Is It Worth Visiting Broken Hill?
From beautiful ponds and lakes to magnificent flat-topped mountains and sparkling gibber desert plains, Broken Hill provides an incredible variety of unique landscapes to discover and explore. For decades, filmmakers and painters have been drawn to this location to capture its unique qualities due to the brilliant colours and ideal lighting.
What Is Broken Hill Best Known For?
The colonial era at Broken Hill, Australia’s oldest mining town, began in the 1880s. The Line of Lode Miner’s Memorial honours the life and work of the more than 800 miners who perished here, rising high above the surrounding area. This impressive monument offers a commanding vantage point of the city.
How Long Should You Plan To Stay In Broken Hill?
Explore one of the many art galleries before quickly stopping at the intriguing Palace Hotel. Enjoy sunset at the Living Desert and Sculpture Symposium to cap off an inspiring day. Broken Hill deserves at least two days and possibly longer as a destination.

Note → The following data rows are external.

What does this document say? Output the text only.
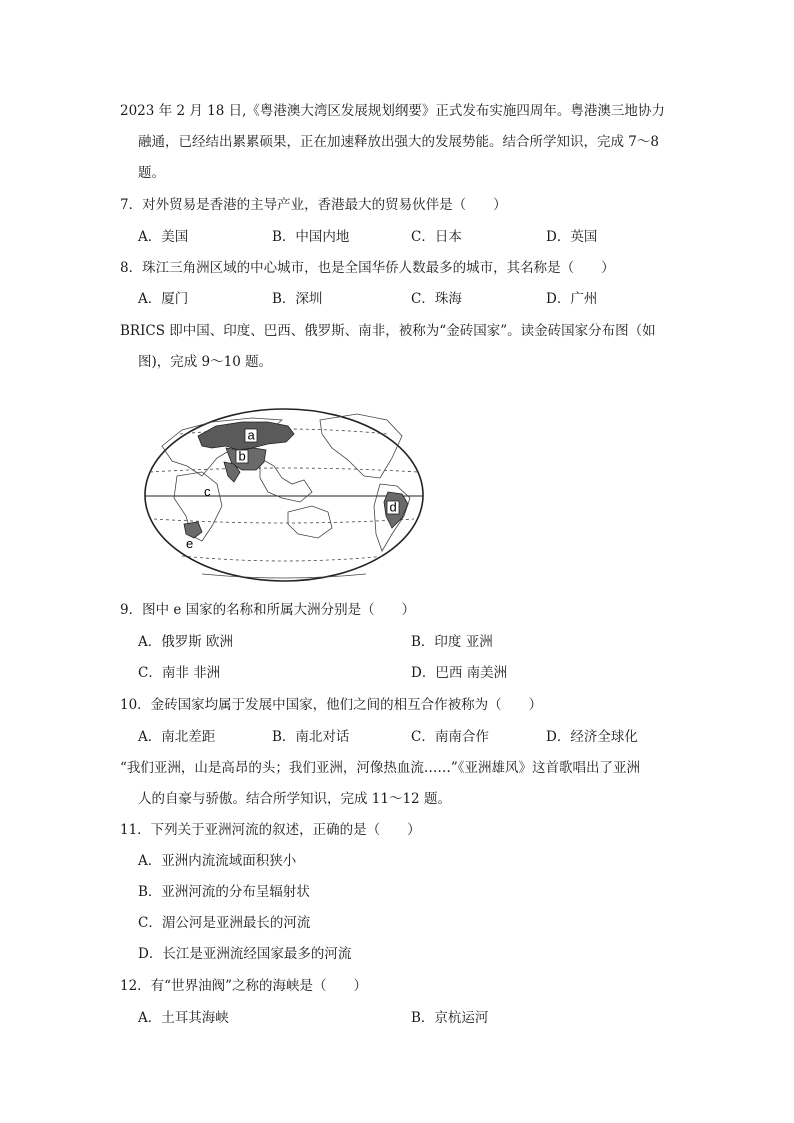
2023 年 2 月 18 日,《粤港澳大湾区发展规划纲要》正式发布实施四周年。粤港澳三地协力
融通，已经结出累累硕果，正在加速释放出强大的发展势能。结合所学知识，完成 7～8
题。
7．对外贸易是香港的主导产业，香港最大的贸易伙伴是（　　）
A．美国	B．中国内地	C．日本	D．英国
8．珠江三角洲区域的中心城市，也是全国华侨人数最多的城市，其名称是（　　）
A．厦门	B．深圳	C．珠海	D．广州
BRICS 即中国、印度、巴西、俄罗斯、南非，被称为“金砖国家”。读金砖国家分布图（如
图)，完成 9～10 题。
a
b
c
d
e
9．图中 e 国家的名称和所属大洲分别是（　　）
A．俄罗斯 欧洲	B．印度 亚洲
C．南非 非洲	D．巴西 南美洲
10．金砖国家均属于发展中国家，他们之间的相互合作被称为（　　）
A．南北差距	B．南北对话	C．南南合作	D．经济全球化
“我们亚洲，山是高昂的头；我们亚洲，河像热血流……”《亚洲雄风》这首歌唱出了亚洲
人的自豪与骄傲。结合所学知识，完成 11～12 题。
11．下列关于亚洲河流的叙述，正确的是（　　）
A．亚洲内流流域面积狭小
B．亚洲河流的分布呈辐射状
C．湄公河是亚洲最长的河流
D．长江是亚洲流经国家最多的河流
12．有“世界油阀”之称的海峡是（　　）
A．土耳其海峡	B．京杭运河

Why Is Broken Hill Priced So Low?
Prices at Broken Hill are so low because the underlying land value is so low; there are no rivers or beaches here to increase the deal, according to Mr Wren. He acknowledged that the bargain home was “no Taj Mahal” and would require about $15,000 to make it suitable for renting.
When Should I Go To Broken Hill?
In October and November, Broken Hill is at its most attractive. Although you may enjoy this arid town year-round, Broken Hill’s weather is generally at its best in the winter. In Broken Hill, temperatures can get as high as 38 degrees Celsius or 100 degrees Fahrenheit.
Broken Hill is a typical outback town with large country pubs on spacious street corners and azure skies overhead. Its appearance embodies all the qualities that make the city unique, from its history and culture to the friendly reception that residents extend to all guests.
So, if you are planning a trip and want to discover all the most remarkable things to do in Broken Hill, read the above article. You can gather the necessary information about your trip. Filmmakers and artists have been drawn to this environment to capture its unique nature because of its bright earth tones and ethereal light.